Jamna Auto Industries (JAI) is engaged in the manufacturing of suspension
products for commercial vehicles viz leaf springs and lift axles. It is the market
leader in the MHCV OEM springs commanding market share of about 60%, while
it has a 15% share in the aftermarket springs segment.
Recovery in OEM segment coupled with aftermarket focus to drive growth
The MHCV industry is clearly in an upcycle and is poised to grow at 16% CAGR
over the FY2015-2018 period. This would be on account of economic pick-up
leading to uptick in freight, huge pent up demand due to low base (industry had
halved over FY2013-2014 period), and improving profitability of the fleet
operators on account of firm freight rates and decline in diesel prices. The
industry is likely to reach pre-slowdown levels by FY2018. Apart from growth in
the springs segment, JAI is witnessing robust demand for lift axles used in multi
axle vehicles (JAI commenced supplies to market leader Ashok Leyland). JAI is
also in negotiation with high-end bus manufacturers for supplies of air suspension
systems. We expect the share of new products to inch up from 4% of revenues in
FY2015 to 7% by FY2018. We expect JAI to clock 14% revenue CAGR over the
next three years.
Operating leverage, raw material localization and new products to
augment margins
JAI would reap benefits of operating leverage on account of healthy double-digit
top-line growth. Steep reduction in crude prices due to slowdown would lower the
power and fuel costs which account for 7% of the top-line. Further, increasing
share of high margin products such as parabolic leaf springs and lift axles (new
products’ share would go up from 22% currently to about 30% by FY2018) would
also augment margins for the company. We estimate JAI’s operating margins to
improve by 130bp over the next three years.

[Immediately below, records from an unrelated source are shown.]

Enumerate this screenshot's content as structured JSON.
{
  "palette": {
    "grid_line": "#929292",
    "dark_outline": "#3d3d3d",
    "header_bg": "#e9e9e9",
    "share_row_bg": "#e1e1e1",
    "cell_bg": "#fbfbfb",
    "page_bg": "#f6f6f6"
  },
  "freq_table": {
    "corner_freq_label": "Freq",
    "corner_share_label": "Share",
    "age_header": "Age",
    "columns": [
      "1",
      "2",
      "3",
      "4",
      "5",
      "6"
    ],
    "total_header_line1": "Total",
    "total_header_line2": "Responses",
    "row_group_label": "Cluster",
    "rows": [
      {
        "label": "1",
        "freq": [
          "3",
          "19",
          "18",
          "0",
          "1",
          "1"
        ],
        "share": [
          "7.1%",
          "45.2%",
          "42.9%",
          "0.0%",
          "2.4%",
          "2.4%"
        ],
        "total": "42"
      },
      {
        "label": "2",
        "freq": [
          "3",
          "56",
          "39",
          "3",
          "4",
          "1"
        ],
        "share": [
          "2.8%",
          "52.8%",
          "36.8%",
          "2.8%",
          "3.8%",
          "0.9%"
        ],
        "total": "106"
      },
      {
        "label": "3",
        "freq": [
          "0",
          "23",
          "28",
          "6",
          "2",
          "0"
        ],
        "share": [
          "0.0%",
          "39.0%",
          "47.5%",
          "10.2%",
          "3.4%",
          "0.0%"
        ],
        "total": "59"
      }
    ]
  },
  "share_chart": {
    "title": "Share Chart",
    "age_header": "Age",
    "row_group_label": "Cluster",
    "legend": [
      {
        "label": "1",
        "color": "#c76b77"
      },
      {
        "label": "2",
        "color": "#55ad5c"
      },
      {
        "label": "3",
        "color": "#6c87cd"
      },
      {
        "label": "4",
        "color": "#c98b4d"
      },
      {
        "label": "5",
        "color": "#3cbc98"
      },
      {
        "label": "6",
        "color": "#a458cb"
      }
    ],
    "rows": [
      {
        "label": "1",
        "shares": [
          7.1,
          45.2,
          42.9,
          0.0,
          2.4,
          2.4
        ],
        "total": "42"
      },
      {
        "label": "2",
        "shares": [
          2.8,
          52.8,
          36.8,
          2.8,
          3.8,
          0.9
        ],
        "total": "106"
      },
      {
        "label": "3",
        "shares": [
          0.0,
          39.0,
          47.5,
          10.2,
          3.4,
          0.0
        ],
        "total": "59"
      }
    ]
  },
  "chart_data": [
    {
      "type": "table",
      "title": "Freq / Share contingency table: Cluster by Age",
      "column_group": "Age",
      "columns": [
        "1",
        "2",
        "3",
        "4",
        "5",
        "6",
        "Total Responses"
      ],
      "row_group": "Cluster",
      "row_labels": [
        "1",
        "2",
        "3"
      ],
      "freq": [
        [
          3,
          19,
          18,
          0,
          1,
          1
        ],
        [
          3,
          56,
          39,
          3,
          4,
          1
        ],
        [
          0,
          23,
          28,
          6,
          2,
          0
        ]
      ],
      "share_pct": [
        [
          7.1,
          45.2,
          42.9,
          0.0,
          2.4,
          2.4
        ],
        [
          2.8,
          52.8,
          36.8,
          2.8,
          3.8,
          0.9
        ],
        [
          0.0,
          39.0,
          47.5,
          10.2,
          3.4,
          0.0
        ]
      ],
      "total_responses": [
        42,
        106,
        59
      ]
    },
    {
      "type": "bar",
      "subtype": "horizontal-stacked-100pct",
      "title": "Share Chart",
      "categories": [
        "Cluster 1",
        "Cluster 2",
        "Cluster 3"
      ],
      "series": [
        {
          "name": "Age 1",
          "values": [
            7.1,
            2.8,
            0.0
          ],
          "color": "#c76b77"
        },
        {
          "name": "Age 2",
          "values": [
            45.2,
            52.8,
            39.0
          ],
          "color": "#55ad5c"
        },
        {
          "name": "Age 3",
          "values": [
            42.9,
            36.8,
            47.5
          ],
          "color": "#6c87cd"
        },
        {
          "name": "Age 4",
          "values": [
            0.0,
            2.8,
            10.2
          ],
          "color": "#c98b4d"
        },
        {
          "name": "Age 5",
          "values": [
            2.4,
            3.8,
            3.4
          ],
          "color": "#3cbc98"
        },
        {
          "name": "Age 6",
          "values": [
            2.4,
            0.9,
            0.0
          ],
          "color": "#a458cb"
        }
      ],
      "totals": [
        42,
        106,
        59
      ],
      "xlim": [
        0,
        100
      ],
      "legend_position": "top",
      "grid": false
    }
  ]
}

Outlook and valuation: JAI’s top-line is estimated to grow at 14% CAGR on
account of uptick in the MHCV OEM segment and ramp up of new products, ie
parabolic leaf springs and lift axles. Further, operating leverage coupled with a
better product mix and savings on energy costs would enhance margins. We
expect JAI’s earnings to grow at a CAGR of 35% over FY2015-2018. JAI’s return
ratios are also estimated to improve on account of margin expansion, better working
capital management and lower gearing. We initiate coverage on JAI with an
Accumulate rating and target price of Rs258 (based on 15x FY2018E earnings).